Thursday, July 2, 2009

Guard Your Throat

My pastor Stu Hodges at Waters Edge Church was in the middle of delivering his most recent sermon last Sunday when he said that he wanted to punch me in the throat. There was no mistaking who he was addressing at that moment. I would now suppose that all this deserves a bit of an explanation. Well, Stu was talking about the purpose of the church, what it needs in terms of people, in order to function properly, to fulfill its purpose. It reminded me a bit of the notion of critical mass in nuclear reactions. Without sufficient numbers of the right groups of people in the body, the church is doomed to fracture and to fall apart, to fail in its mission. The series was entitled "Welcome to the Party". The analogy to the fully functional church reaching its full potential was the perfect party with the "right" invitees (the agnostics/doubters, the newly converted, and those farther along on their walks). At one point, Stu mentioned in an aside, how he hates party poopers. Those people who try to ruin every party with their crappy attitudes and their lack of full participation and embrace. He added in a joking manner, that if you are one of these types, come see him after the service and he will punch you in the throat. This line, by design, got a big laugh from the crowd and served to lighten the mood at that moment in the talk.

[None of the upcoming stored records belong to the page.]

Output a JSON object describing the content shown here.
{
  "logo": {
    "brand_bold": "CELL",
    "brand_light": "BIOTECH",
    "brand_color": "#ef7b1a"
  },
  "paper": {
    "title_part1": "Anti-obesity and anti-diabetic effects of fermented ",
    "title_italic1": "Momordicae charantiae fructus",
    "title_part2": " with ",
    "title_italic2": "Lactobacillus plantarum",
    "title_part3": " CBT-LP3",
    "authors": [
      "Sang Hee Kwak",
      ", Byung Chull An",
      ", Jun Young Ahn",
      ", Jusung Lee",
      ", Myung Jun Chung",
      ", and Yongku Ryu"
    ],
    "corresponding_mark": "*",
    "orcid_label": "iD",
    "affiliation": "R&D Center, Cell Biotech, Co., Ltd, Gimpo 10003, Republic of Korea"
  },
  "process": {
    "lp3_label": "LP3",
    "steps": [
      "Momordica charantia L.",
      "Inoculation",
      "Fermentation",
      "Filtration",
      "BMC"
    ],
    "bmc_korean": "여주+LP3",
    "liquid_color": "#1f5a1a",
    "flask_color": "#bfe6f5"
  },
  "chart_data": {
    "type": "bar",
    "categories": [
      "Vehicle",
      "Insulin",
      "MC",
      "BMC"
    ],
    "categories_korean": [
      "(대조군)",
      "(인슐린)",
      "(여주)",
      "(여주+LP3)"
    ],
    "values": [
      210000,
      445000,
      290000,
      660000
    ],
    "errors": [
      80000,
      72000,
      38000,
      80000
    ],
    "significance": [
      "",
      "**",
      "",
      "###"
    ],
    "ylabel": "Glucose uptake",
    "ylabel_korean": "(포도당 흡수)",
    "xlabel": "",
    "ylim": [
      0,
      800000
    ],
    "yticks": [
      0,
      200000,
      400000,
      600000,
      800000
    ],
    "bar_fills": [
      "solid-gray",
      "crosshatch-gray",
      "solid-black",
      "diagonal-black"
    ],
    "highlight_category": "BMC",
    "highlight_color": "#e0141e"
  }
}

The trouble is, Stu was obviously talking right to me. You see, I am a prototypical stick in the mud. I am the person who has always had great difficulty fitting in. I am agoraphobic and quickly want to mutate into a turtle when I am in any social situation. Now mind you, I am not the judgemental pharisee type of old, with a holier-than-thou attitude, wagging my finger at everyone. I just don't know how to relax and have fun. I feel so awkward and out of place and exposed, that I want to explode. Time and time again, people have tried to give me advice on this subject. They say, "just be yourself". The trouble is, I don't know who I am. I have nothing to say, nothing to add, and am uncomfortable with attempts at any sort of pleasant chatter. More often than not, when given an invitation to the party, I find a way not to attend. It is really a pathetic scene. When I have accepted an invitation to a party, I have done my best when I have someone who is willing to act as my sherpa, to take me under their wing and guide me through the process (using cue cards if necessary). I kind of use this person like an athelete uses a personal trainer. I have hoped that, given sufficient time, I could adjust and learn how to deal with these situations. Alas, that has not yet happened and I fear I will never adjust. Now, as if I didn't have enough issues with being out in public, I must guard my throat whenever I am around my pastor.

Wednesday, July 1, 2009

Hare Trigger

Drip, drip, drip. Slowly the container fills. A wheel is about to be set into motion. Eeeek, glub, pfffft. In the twinkling of an eye it will be over. An elaborate plan to be sure, but somehow simple, elegant, foolproof. We all have to pee and that, ultimately, will lead to his cleverly crafted demise. You say, "What can I do? This doesn't affect me.". Oh, doesn't it? You explain to the family, the wife and mother, the hundreds of little bouncers flitting about with unbridled excitement. You tell them why daddy isn't coming home. Sure, go ahead and have another glass of water or, perhaps, iced tea. Go ahead and look forward to that commercial break. Mark my words, it will be on your hands as you finally zip up.